The Army is leading the FVL effort, a joint programme that includes the US Air Force and Marine Corps, which would create a common helicopter across the US armed forces. Earlier this summer, the Marine Corps’ deputy commandant for aviation vouched for an optionally manned plan for the next generation of medium-lift, long-range rotorcraft.
“Personally, I could easily see unmanned rotary wing aircraft in the future,” Lt Gen Mike Murray said this week. “I think the reality of what will end up with is ‘optionally manned’ given that there is not a consensus on my opinion.”

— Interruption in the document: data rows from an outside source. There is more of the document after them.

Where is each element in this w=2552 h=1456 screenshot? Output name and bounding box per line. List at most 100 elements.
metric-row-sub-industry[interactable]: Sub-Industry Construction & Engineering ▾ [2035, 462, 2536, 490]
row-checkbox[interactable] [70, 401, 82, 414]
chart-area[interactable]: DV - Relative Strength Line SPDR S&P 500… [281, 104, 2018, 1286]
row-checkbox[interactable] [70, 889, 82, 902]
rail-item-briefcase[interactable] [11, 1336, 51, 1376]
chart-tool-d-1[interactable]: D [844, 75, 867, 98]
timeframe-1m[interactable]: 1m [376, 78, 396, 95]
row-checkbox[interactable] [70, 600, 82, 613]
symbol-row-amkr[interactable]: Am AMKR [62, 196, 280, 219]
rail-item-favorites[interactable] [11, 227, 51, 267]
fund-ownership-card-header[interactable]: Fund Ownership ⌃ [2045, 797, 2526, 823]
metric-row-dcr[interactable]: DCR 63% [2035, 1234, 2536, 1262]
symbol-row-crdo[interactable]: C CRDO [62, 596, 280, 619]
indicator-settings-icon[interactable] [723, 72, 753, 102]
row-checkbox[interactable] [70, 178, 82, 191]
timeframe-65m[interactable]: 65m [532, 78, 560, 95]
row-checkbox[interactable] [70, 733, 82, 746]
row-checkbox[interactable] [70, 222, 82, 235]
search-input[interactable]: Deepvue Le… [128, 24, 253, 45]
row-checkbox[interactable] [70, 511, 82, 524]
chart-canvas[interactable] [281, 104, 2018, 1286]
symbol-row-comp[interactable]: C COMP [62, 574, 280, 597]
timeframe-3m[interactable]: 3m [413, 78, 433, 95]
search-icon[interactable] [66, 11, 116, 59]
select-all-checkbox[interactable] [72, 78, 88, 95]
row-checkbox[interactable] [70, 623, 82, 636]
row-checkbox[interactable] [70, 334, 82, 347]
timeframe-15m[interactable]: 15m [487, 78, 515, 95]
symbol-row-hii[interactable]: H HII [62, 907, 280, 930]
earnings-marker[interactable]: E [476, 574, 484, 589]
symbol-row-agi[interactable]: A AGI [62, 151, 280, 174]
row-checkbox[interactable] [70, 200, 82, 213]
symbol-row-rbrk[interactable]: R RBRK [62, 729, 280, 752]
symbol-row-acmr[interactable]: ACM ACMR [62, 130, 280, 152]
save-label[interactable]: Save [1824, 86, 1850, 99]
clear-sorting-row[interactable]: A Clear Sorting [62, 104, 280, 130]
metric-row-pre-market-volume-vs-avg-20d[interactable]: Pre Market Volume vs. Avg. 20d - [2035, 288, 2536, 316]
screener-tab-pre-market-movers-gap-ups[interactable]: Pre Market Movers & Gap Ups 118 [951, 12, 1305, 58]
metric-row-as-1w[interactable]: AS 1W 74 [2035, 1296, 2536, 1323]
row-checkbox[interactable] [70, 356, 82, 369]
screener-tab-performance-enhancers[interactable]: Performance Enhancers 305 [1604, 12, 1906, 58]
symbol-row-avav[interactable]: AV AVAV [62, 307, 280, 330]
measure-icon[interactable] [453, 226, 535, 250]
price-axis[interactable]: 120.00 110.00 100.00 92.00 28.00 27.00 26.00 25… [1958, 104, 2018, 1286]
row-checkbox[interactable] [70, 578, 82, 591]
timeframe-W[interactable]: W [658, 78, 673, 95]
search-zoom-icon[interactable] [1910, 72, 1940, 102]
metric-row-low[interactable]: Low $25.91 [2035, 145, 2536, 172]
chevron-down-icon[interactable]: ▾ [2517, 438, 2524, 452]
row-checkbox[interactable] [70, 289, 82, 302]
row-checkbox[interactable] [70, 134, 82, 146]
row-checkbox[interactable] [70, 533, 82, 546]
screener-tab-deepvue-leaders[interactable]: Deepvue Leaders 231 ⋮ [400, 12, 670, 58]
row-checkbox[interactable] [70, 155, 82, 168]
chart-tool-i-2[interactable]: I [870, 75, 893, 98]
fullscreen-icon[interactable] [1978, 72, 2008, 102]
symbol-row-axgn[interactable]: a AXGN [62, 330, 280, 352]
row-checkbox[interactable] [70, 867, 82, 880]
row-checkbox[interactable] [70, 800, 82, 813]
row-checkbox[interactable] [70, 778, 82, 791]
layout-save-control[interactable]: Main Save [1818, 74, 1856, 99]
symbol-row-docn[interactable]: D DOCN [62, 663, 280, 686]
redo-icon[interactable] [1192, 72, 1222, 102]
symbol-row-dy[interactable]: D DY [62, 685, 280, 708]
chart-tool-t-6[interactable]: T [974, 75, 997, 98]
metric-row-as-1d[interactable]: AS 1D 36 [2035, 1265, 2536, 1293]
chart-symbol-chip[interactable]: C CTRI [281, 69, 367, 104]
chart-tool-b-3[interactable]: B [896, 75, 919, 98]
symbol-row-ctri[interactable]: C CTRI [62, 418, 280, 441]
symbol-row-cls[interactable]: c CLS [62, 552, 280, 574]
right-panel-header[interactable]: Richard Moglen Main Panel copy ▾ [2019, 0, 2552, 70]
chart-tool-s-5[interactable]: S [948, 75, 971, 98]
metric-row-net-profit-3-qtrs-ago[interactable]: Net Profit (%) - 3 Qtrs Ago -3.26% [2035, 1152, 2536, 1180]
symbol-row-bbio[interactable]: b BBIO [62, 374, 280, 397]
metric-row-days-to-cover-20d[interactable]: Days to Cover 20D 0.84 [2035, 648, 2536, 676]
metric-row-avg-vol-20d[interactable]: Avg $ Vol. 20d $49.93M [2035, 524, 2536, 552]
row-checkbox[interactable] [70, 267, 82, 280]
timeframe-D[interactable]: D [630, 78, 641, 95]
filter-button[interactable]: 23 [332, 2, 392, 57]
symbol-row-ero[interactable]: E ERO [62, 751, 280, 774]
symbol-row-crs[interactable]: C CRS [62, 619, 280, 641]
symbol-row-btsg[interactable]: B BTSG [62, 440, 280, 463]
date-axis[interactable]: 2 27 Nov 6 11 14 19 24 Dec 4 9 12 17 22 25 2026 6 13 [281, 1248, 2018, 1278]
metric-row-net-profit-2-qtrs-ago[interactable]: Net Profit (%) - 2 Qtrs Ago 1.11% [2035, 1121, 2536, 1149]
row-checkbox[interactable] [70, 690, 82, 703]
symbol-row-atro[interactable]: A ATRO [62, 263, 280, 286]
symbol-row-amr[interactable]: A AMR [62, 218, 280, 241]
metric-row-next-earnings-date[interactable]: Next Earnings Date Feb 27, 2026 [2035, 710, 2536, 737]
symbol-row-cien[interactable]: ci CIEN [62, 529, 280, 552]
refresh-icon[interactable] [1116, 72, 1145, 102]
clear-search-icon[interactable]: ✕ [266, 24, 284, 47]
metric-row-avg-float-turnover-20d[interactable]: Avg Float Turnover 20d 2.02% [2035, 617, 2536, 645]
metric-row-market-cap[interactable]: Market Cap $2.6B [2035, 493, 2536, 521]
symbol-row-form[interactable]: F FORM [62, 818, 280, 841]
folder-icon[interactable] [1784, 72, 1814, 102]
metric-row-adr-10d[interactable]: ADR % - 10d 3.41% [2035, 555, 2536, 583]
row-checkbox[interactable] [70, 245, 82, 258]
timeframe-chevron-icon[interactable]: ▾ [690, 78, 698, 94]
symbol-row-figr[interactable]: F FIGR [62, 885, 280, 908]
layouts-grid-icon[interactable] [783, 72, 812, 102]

Although Murray and Marine Corps Lt Gen Jon Davis are not completely aligned on the FVL requirements, the branches have time to arrive at an agreement. The Army will not be able to afford FVL until the service stops funding the Lockheed Martin/Sikorsky UH-60 and Boeing AH-64 Apache, Murray says.
“There’s no money to do it concurrently,” he says.
FVL will include four different classes of helicopters, with class 2 fulfilling the Apache’s attack role and the UH-60’s utility mission. The next-generation aircraft, which would combine the speed of a fixed wing aircraft with a helicopter’s vertical lift capabilities, could be fielded by the 2030s. But the FVL effort would create a diverse family of helicopters with several missions, not just one platform with a few variants. The rotorcraft would recapitalise the Bell OH-58 Kiowa Warrior and Boeing CH-47 Chinook, as well as fulfill a heavy lift mission similar to the Lockheed Martin C-130 transport aircraft. For the Marines, the rotorcraft could offer a cheaper version of the MV-22 Osprey for a medium assault mission.
Mike Hirschberg, executive director of the American Helicopter Society (AHS) International, agreed FVL could be either unmanned or optionally manned, given its diverse mission sets. Hirschberg foresees half a dozen different aircraft for FVL, which could open up contracts to various manufacturers.
“They’re not necessarily going to be related; it’s not like Sikorsky or Bell is going to win everything,” he says. In addition, the Pentagon is “looking to maximise commonality for cockpits and engines.”